Ambasador nie wystosował noty protestacyjnej do władz polskich, lecz napisał list z apelem do polskich wychowawców. Wybrał drogę raczej niekonwencjonalną, ale słuszną, bo problem nasuwa zadania właśnie dla pedagogów, to znaczy dla osób, które powinny prowadzić młodzież.

Dyplomata izraelski uważa, że nie był to tylko wybryk rozgoryczonych przegraną kibiców, lecz agresja na gruncie antyżydowskiego stereotypu, którym dotknięta jest część polskiej młodzieży, mimo że większość z nich najprawdopodobniej Żyda dotąd w ogóle nie widziała. Ocena ta jest dla nas zawstydzająca, choć trzeba ją uznać za trafną. Pan Gordon nie spogląda na incydent z ciasnego punktu widzenia i nie osądza go jedynie w kategoriach tak zwanego „polskiego antysemityzmu", jak uczyniłoby wielu ludzi na jego miejscu, lecz widzi problem na szerszym tle. Oto, co pisze w liście:

„Tu chodzi nie tylko o antysemityzm i o stosunki polsko-żydowskie. Nazistowska okupacja była straszną klęską dla całej Polski i dla wszyst­kich jej obywateli. Jeśli nawet nieznaczna grupa młodych ludzi używa haseł antysemickich, to znaczy, że wciąż są tacy, którzy nie wiedzą, jaka straszna rzeczywistość stoi za tymi hasłami, nie wiedzą, co przeżyli ich rodzice, jaką katastrofę przeżył ich kraj.

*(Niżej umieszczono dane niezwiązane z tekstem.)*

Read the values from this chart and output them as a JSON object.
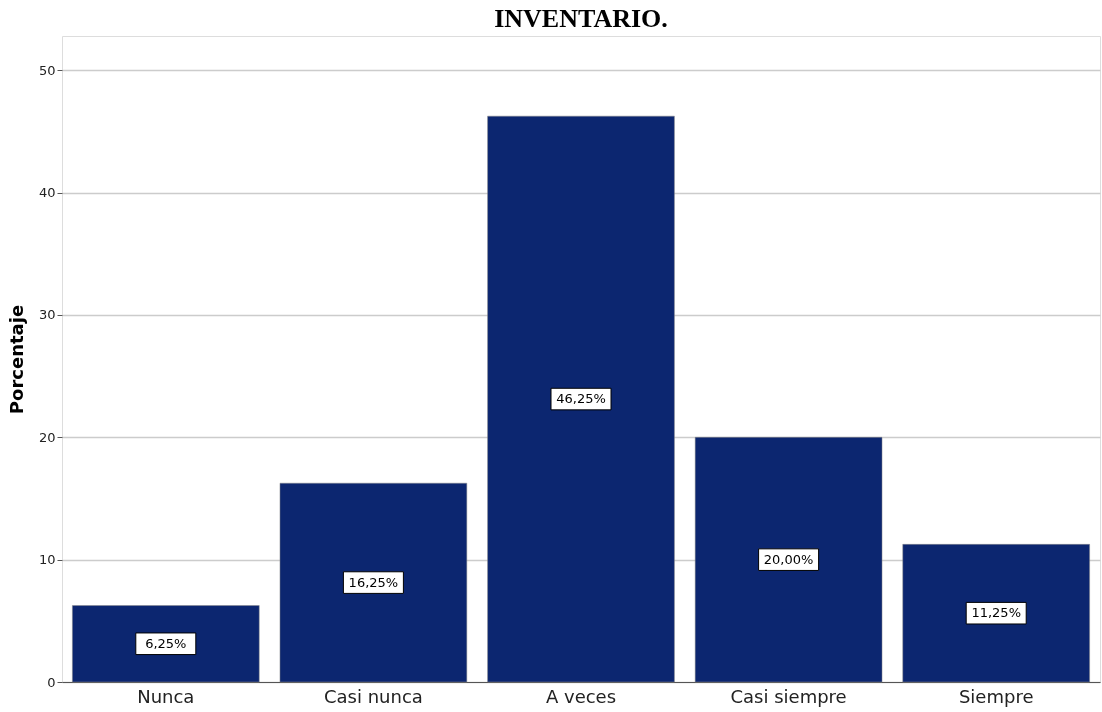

Szanowni wychowawcy! W imię humanitaryzmu, w imię ludzkości, w imię zwalczania wszelkiej nienawiści i nietolerancji, w imię budowania nowej, lepszej Polski i nowych, dobrych stosunków między obydwoma państwami i narodami zajmijcie się tą sprawą! Niech nasza młodzież będzie nadzieją, a nie czynnikiem destruktywnym".

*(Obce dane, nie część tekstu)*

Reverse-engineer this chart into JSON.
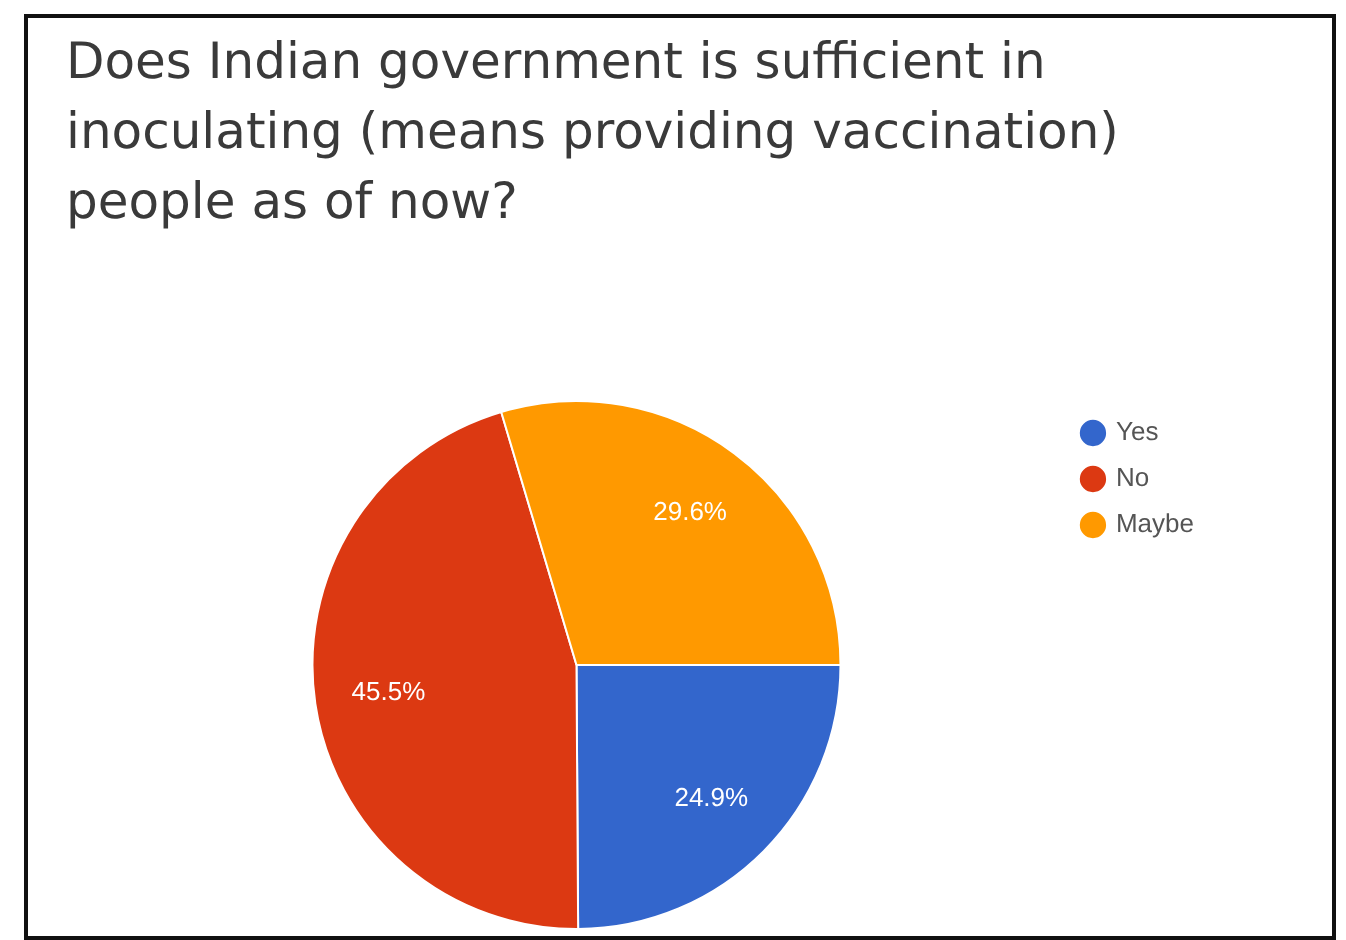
{
  "chart_data": {
    "type": "pie",
    "title": "Does Indian government is sufficient in inoculating (means providing vaccination) people as of now?",
    "categories": [
      "Yes",
      "No",
      "Maybe"
    ],
    "values": [
      24.9,
      45.5,
      29.6
    ],
    "colors": [
      "#3366cc",
      "#dc3912",
      "#ff9900"
    ],
    "value_labels": [
      "24.9%",
      "45.5%",
      "29.6%"
    ],
    "legend": "right"
  }
}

Należy żałować, że wydarzenie, o którym mowa, ani też apel amba­sadora Gordona nie spotkały się z szerszym echem w opinii publicznej. Autorytety, niestety, milczą... Ważniejsze wszakże od słów są czyny. W odpowiedzi na apel należałoby coś zrobić.

Pierwszą znaną nam, choć niezamierzoną, odpowiedzią było nabożeń­stwo, które przypadkowo zbiegło się w czasie z opublikowaniem wspom­nianego listu. Grupa ekumeniczna organizująca comiesięczne nabożeńst­wo w warszawskim kościele ewangelicko-reformowanym w ponie­działek,4listopada, zaprosiła do czynnego w nim udziału Konstantego Geberta, publicystę wyznania mojżeszowego, i ks. prof. Michała Czaj­kowskiego, teologa katolickiego. Obaj kolejno komentowali tekst biblijny z I Księgi Mojżeszowej. Zebrani modlili się i posługiwali przy tym modlit­wami chrześcijańskimi i żydowskimi. Powstała prawdziwie braterska, przyjazna atmosfera.

Warto byłoby pójść tym tropem i częściej organizować spotkania tak młodzieży, jak i dorosłych należących do obu religii, a także Polaków z odwiedzającymi nasz kraj Izraelczykami. Ruch ekumeniczny wypraco­wał wiele skutecznych metod zbliżenia między ludźmi podzielonymi przez uprzedzenia. Dzięki rozmowom, dyskusji, wspólnej modlitwie, obozom młodzieży i pracy przy realizacji różnych pożytecznych celów przełama­nych zostało wiele barier, ustały inwektywy, posądzenia i obelgi, które zatruwały atmosferę również między chrześcijanami różnych wyznań,

Na zakończenie jeszcze jedna refleksja w nawiązaniu do zbliżających się świąt Bożego Narodzenia. Poeta nazywa je najpiękniejszymi świętami w roku. I takie one są chyba dla nas wszystkich. Kiedy pójdziemy do kościoła na nabożeństwo, zasiądziemy do wieczerzy wigilijnej, a potem zaśpiewamy kolędy przy choince, pomyślmy sobie o tej młodej żydow­skiej Pannie i jej Niemowlęciu, o żydowskich pasterzach, którzy pierwsi przyszli złożyć pokłon narodzonemu w Betlejem. Zastanówmy się nad tym, jak wiele pięknych i radosnych chwil zawdzięczamy dobru duchowe­mu, które pochodzi z żydowskiej tradycji. Zastanówmy się nad tym, kim my sami jesteśmy i kim bylibyśmy bez hebrajskiej kultury.